Die Entwicklungsorganisation Oxfam hat vor dem Weltwirtschaftsforum (WEF) in Davos eindringlich vor der zunehmenden Ungleichheit in der Welt und in Deutschland gewarnt. Zum ersten Mal seit 25 Jahren nehmen extremer Reichtum und extreme Armut gleichzeitig zu. Große Sprünge bei den Lebensmittel- und Energiepreisen im vergangenen Jahr haben Milliardäre reicher gemacht. Oxfam-Sprecher Manuel Schmidt sagte: „Während Millionen von Menschen nicht wissen, wie sie Lebensmittel und Energie bezahlen sollen, bescheren die Krisen unserer Zeit Milliardären enorme Vermögenszuwächse.“ World Economic Forum Annual Meeting in Davos, 95 global food and energy Unternehmen sollen ihre Gewinne bis 2022 mehr als verdoppeln. Sie erwirtschafteten zufällige Boni in Höhe von 306 Milliarden US-Dollar und schütteten 257 Milliarden US-Dollar (84 %) an die Aktionäre aus. Oxfam definiert Gewinne hier als Zufallsgewinne, wenn sie den Durchschnitt 2018-2021 um 10 % oder mehr übersteigen.

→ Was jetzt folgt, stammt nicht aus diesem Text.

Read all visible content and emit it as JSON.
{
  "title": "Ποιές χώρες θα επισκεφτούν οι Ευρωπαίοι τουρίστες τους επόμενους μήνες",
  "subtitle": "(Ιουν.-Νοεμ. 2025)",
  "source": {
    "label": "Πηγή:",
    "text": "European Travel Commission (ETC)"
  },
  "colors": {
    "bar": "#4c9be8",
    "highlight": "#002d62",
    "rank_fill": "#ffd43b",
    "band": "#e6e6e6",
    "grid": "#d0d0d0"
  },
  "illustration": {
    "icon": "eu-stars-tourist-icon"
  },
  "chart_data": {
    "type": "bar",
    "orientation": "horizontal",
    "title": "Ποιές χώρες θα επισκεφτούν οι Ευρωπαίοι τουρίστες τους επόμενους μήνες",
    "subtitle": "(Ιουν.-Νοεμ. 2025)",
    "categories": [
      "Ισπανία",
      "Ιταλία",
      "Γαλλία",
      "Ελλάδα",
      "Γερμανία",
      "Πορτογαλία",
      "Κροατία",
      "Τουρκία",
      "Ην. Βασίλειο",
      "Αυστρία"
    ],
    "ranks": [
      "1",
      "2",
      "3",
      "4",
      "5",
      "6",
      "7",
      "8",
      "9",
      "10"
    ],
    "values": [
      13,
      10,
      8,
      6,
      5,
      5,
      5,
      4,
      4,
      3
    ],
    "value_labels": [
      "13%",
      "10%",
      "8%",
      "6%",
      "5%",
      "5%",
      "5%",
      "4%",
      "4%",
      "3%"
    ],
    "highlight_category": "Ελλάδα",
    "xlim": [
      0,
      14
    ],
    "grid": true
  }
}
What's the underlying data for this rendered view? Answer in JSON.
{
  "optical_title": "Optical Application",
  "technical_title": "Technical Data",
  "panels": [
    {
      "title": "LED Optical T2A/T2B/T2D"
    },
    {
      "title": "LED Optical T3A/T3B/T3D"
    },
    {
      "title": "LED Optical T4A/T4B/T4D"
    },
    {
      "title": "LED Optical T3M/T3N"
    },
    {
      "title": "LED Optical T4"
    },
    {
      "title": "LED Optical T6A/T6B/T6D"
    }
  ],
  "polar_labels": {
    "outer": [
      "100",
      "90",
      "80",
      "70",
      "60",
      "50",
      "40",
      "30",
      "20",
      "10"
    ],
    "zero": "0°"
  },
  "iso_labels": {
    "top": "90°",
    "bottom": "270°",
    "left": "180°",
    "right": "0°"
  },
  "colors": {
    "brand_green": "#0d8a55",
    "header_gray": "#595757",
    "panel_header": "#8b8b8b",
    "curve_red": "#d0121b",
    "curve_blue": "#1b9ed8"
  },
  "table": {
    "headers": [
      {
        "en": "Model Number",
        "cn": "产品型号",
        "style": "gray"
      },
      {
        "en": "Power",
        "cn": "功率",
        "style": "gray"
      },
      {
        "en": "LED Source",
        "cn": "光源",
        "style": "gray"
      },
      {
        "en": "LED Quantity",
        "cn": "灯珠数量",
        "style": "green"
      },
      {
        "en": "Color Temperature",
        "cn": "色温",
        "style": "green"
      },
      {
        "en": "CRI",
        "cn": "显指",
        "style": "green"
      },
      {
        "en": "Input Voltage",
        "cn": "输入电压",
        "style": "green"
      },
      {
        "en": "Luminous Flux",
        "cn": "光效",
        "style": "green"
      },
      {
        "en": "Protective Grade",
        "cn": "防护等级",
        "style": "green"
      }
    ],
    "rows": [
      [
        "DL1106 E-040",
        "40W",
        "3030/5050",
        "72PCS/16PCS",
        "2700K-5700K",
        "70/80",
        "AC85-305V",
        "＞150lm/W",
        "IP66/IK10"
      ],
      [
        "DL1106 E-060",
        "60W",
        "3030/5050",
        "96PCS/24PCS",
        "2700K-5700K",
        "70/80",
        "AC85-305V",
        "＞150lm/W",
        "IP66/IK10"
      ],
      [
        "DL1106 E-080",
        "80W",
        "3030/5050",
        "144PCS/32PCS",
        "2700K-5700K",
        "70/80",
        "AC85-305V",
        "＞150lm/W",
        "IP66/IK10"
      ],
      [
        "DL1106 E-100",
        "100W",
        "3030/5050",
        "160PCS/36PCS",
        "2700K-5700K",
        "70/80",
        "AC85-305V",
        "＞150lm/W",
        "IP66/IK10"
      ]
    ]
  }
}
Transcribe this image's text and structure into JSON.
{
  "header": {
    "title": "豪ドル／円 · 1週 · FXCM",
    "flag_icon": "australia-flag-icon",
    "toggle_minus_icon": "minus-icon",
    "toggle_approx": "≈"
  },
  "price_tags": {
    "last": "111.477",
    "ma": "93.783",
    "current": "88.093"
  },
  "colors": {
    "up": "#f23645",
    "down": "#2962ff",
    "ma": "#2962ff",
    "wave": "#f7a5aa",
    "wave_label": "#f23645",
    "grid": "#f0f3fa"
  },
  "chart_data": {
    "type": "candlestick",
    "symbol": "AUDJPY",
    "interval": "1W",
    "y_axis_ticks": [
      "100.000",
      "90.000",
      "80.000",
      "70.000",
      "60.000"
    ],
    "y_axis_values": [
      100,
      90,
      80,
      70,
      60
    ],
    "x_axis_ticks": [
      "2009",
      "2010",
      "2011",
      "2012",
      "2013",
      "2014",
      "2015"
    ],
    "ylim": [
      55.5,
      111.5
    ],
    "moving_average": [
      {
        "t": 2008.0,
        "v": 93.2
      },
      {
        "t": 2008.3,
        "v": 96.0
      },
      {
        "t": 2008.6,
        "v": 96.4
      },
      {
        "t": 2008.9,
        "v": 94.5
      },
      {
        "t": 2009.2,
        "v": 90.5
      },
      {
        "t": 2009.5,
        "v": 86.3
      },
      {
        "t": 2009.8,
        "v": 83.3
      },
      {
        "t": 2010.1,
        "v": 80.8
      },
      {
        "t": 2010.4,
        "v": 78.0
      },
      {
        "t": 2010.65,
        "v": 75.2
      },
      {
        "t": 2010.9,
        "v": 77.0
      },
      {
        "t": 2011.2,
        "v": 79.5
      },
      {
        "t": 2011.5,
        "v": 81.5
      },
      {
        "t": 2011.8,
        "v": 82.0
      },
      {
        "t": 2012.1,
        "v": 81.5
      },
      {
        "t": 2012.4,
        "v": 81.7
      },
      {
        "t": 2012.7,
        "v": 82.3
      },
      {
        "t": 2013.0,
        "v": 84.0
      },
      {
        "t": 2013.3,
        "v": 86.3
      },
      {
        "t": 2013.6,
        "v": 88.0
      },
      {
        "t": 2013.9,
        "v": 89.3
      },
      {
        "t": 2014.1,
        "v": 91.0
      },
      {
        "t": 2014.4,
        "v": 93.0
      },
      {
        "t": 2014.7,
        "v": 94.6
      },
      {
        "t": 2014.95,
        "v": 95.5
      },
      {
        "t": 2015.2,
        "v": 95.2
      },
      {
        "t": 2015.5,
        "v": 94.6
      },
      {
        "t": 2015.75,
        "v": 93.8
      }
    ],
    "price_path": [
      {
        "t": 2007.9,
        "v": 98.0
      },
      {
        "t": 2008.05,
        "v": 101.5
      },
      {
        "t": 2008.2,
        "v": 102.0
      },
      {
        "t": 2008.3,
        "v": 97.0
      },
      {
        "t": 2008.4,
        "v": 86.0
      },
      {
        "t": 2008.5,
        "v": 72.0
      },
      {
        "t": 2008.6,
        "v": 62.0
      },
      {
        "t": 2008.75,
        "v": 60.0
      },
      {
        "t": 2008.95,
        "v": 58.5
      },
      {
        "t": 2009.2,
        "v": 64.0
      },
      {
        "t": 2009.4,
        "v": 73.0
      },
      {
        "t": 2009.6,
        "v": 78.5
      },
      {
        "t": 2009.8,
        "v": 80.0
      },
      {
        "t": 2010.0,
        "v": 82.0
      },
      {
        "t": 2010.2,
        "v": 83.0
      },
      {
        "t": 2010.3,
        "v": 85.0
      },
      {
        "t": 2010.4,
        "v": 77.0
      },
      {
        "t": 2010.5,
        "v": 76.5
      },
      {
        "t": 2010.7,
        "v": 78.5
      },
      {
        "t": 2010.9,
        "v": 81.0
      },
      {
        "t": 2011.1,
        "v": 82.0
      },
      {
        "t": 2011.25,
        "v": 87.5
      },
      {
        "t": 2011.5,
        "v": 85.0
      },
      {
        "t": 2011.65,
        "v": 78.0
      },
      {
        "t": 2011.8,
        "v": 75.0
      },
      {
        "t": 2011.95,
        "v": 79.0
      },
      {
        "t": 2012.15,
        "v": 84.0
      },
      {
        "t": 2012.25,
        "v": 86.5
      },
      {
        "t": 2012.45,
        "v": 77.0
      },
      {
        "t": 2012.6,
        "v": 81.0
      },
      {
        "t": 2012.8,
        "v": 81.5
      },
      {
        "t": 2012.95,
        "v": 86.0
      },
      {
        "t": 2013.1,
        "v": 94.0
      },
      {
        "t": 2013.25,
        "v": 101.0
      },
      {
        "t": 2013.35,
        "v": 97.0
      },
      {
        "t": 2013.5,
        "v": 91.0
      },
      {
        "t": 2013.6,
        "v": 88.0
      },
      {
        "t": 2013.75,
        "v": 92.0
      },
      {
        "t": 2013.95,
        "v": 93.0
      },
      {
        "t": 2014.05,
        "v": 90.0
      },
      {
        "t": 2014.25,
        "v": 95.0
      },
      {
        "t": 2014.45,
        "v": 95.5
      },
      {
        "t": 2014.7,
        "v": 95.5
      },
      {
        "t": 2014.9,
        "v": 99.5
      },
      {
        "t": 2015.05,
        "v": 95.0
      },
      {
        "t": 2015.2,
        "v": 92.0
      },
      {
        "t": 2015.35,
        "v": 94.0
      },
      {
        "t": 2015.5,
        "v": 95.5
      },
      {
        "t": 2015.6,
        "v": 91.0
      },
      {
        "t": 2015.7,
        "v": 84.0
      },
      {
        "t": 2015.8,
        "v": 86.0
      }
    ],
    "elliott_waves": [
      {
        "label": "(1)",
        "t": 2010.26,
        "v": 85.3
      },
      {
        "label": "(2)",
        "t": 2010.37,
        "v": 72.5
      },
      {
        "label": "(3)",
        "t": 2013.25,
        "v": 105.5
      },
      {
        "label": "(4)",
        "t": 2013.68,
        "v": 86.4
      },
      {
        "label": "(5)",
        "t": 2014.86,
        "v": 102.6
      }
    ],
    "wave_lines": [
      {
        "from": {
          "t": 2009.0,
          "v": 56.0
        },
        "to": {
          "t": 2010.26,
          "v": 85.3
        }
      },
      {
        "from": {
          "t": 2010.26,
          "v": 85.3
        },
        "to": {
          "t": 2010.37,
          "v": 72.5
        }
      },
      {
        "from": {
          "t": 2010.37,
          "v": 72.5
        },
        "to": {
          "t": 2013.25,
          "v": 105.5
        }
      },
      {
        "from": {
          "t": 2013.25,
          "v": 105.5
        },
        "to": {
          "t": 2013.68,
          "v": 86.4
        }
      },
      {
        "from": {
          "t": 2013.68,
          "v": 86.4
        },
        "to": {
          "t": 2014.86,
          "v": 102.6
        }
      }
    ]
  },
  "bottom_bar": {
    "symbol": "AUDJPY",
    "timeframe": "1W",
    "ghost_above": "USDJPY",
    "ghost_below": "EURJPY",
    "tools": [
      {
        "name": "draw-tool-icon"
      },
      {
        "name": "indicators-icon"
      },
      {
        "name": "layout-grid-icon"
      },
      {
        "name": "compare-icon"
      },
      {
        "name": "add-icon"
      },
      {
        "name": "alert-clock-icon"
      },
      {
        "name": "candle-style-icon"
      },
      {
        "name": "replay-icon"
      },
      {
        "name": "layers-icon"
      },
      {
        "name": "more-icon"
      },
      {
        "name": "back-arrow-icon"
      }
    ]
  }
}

Laut Oxfam bekommen die reichsten 1 % das Geld
Unter dem Strich ist das Geschäft, Oxfam weist darauf hin, dass die Superreichen die Gewinner der Coronavirus-Pandemie und der Energiekrise sind. Das wohlhabendste 1 % der Weltbevölkerung hat seit Beginn der Coronavirus-Pandemie etwa zwei Drittel des weltweiten Vermögenszuwachses angehäuft. In Deutschland ist dieser Trend noch ausgeprägter: 81 % des in Deutschland erwirtschafteten Vermögenszuwachses in den Jahren 2020 und 2021 werden auf das reichste 1 % der Bevölkerung entfallen.
Das Gesamtvermögen aller Milliardäre wächst seit 2020 um durchschnittlich 2,7 Milliarden Dollar pro Tag. 90 % der Armen der Welt bekommen jeweils 1 Dollar mehr an Vermögen, und ein Milliardär bekommt durchschnittlich 1,7 Millionen Dollar mehr.
Unterdessen leben laut Oxfam mindestens 1,7 Milliarden Arbeitnehmer in Ländern, in denen die Inflation das Lohnwachstum übersteigt. Etwa jeder zehnte Mensch auf der Erde hungert.
Schulz: Sie haben sich zurückgezogen
Auch Entwicklungsministerin Svenja Schulz hält diese Entwicklung für gefährlich. „Pandemien, Konflikte und vor allem Russlands Angriffskrieg haben uns in Bezug auf Armut, Hunger, Gesundheit oder Bildung um viele Jahre zurückgeworfen – während die Reichen immer reicher geworden sind“, sagte sie der DPA. „Wir werden die Krise nicht bewältigen können, wenn wir die Ungleichheit nicht weltweit verringern“, warnte der SPD-Politiker. Es ist wichtig, ein soziales Sicherheitsnetz zu haben, das Menschen unterstützt, wenn sie ihr Einkommen, ihre Familie, ihre Elternschaft und ihre Arbeit verlieren.
Oxfam hingegen fordert höhere Steuern für die Reichen als Ausweg aus der Krise. Jahrzehntelange Steuersenkungen für die reichsten Menschen und Unternehmen haben in letzter Zeit die Ungleichheit verstärkt. In manchen Ländern werden die Ärmsten höher besteuert als die Milliardäre. Laut Oxfam stammen nur 4 % der weltweiten Steuereinnahmen aus Vermögenssteuern. „Unternehmen und ihre superreichen Großbesitzer müssen letztlich einen fairen Beitrag zum Gemeinwohl leisten“, forderte Schmidt.
Oxfam erwartet, dass die Bundesregierung während der Energiekrise ungewöhnlich hohe Gewinne besteuern wird. Dieser sogenannte überschüssige Gewinn wird mit mindestens 50 % besteuert. Zudem müssen Vermögenssteuern wieder eingeführt werden. Auch eine einmalige Besteuerung hoher Vermögen ist notwendig. Dieses Geld sollte in Bildungs-, Gesundheits- und Sozialversicherungssysteme investiert werden.